Evidence to suggest that P. coatneyi and P. fieldi infecting humans is still very preliminary. Although P. coatneyi and P. fieldi was found to be widely distributed across Peninsular Malaysia, previous experimental infections of P. coatneyi and P. fieldi to humans were unsuccessful2,31. However, two surveillance studies, have found P. coatneyi- and P. fieldi-positive patients via molecular techniques in Malaysia12 and Thailand14, respectively. For P. coatneyi, 3 patients from an indigenous community in Perak, Malaysia, were found to be positive. However, screening of the same samples in two different laboratories found inconsistent findings12. For, P. fieldi, 3 positive patients were found in Yala province in Southern Thailand, which borders Malaysia. Although these samples were microscopically positive, all three patients were coinfected with P. inui and P. vivax14. Overall, these studies provide preliminary evidence to suggest that P. coatneyi and P. fieldi can cause zoonotic infections in humans. Furthermore, these infections may be present at submicroscopic levels, suggesting screening using larger blood volumes, as has been found with both P. cynomolgi8 and P. inui13. Considering that the prevalence of P. coatneyi and P. fieldi in this study was 31.0% and 32.9% respectively, the zoonotic threat of these species in Peninsular Malaysia has yet to be determined.

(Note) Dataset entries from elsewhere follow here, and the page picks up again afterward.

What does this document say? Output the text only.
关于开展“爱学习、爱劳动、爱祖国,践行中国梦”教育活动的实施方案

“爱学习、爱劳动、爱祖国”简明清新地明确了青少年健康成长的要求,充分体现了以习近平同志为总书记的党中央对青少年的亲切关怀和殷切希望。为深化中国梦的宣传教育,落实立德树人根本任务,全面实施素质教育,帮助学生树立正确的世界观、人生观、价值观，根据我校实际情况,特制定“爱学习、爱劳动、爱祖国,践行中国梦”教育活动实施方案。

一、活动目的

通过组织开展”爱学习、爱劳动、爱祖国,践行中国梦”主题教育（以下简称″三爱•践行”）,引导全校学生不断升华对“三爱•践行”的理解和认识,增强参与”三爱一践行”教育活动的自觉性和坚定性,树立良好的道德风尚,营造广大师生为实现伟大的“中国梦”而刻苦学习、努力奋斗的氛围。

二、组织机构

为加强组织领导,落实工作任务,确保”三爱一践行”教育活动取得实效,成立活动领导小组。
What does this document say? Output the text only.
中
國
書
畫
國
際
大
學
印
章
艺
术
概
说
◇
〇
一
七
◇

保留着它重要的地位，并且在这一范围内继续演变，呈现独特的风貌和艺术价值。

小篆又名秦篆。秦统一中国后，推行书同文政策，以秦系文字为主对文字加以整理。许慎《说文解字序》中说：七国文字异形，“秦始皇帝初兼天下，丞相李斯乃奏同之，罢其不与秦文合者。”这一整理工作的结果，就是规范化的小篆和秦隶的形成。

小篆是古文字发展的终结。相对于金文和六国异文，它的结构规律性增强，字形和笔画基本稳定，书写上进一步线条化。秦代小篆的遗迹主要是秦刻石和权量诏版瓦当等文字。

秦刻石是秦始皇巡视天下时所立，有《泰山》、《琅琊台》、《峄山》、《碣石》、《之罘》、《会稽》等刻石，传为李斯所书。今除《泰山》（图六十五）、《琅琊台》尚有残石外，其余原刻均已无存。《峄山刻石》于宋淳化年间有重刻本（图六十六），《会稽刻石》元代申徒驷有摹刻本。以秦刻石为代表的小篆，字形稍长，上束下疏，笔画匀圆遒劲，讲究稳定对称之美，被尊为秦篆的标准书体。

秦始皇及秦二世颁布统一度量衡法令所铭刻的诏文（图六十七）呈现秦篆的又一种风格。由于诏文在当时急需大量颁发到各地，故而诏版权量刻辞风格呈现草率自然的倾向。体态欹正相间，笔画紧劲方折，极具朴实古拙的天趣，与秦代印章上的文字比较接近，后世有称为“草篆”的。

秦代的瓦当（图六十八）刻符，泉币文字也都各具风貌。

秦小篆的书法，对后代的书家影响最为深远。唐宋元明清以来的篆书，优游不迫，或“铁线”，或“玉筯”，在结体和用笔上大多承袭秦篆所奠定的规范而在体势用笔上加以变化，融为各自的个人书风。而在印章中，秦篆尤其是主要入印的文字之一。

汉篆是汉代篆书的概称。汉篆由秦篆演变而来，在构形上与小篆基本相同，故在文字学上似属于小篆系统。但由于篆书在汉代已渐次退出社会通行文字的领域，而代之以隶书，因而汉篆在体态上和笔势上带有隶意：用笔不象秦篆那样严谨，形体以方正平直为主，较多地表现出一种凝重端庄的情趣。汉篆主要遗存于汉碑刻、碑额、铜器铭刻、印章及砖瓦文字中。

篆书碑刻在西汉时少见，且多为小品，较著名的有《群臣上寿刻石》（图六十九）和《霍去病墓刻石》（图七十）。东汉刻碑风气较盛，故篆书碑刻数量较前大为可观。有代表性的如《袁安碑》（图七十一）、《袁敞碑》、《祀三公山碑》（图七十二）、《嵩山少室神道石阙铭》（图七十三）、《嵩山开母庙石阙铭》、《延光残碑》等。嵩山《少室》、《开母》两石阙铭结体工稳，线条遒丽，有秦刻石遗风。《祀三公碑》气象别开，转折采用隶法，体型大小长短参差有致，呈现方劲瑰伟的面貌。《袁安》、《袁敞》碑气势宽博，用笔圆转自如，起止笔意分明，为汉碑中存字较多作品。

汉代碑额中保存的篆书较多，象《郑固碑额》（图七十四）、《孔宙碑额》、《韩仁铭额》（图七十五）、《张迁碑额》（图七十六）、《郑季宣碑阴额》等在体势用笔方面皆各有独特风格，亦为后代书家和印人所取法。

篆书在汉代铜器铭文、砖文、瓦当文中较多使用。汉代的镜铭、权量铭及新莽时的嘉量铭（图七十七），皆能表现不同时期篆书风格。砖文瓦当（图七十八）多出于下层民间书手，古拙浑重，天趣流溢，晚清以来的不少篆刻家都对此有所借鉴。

One of the major limitations of this study is that samples were collected primarily through convenience sampling. Monkey baited traps were set up by the DWNP based on conflict case reports. This resulted in variable sampling periods across the states. Thus, one possibility is that the differences in prevalence between states could be due to temporal variations in transmission (e.g. during the monsoon vs dry seasons). This study has identified states of high prevalence such as Pahang (100%), Johor (54.4%), Terengganu (52.5%), Selangor (49.2%) and Kelantan (48.4%). Thus, to overcome the limitations due to temporal variation, these states could be used as sites for future longitudinal-based studies. Another limitation is that the reliance on convenience sampling has resulted in small sample sizes for Melaka (n = 5), Perlis (n = 6) and Putrajaya (n = 3). Thus, for these three states, it is difficult to conclude the prevalence of malaria in the M. fascicularis population. Thus, it would be beneficial for future studies to include these states with a higher sample size.

In conclusion, this study showed that the P. knowlesi, P. cynomolgi, P. inui, P. coatneyi and P. fieldi are widely distributed across Peninsular Malaysia in the M. fascicularis population. Although P. knowlesi was the least prevalent among the 5 species, it is the species that is responsible for the majority of symptomatic cases in humans25. In contrast, P. cynomolgi and P. inui although more prevalent in the macaque population, have comparatively fewer human cases and mostly result in asymptomatic infections8,11,12,13,14. This highlights that P. knowlesi is better adapted to grow in humans in comparison to the other simian malaria species2. Thus, an assessment of zoonotic risk should include both the prevalence in the macaque host as well as the adaptability of the parasite species to humans, among other factors. From a medical standpoint, all 5 simian malaria species can currently be treated with standard antimalarial drugs with no signs of drug resistance5,14. This is likely due to the absence of drug pressure on these populations in the main reservoir hosts, the macaques. As P. knowlesi is the main cause of malaria in Malaysia, residents and travellers to the different states should be made aware of the risk of potentially acquiring an infection in these states. Furthermore, as more human cases of P. cynomolgi, P. inui and potentially P. coatneyi and P. fieldi emerge, it would be beneficial for health care personnel to be aware of regions where these parasites are prevalent in the macaque population. This could help elucidate the zoonotic potential of these simian malaria species as zoonotic malaria may pose a threat to the goal of global malaria elimination.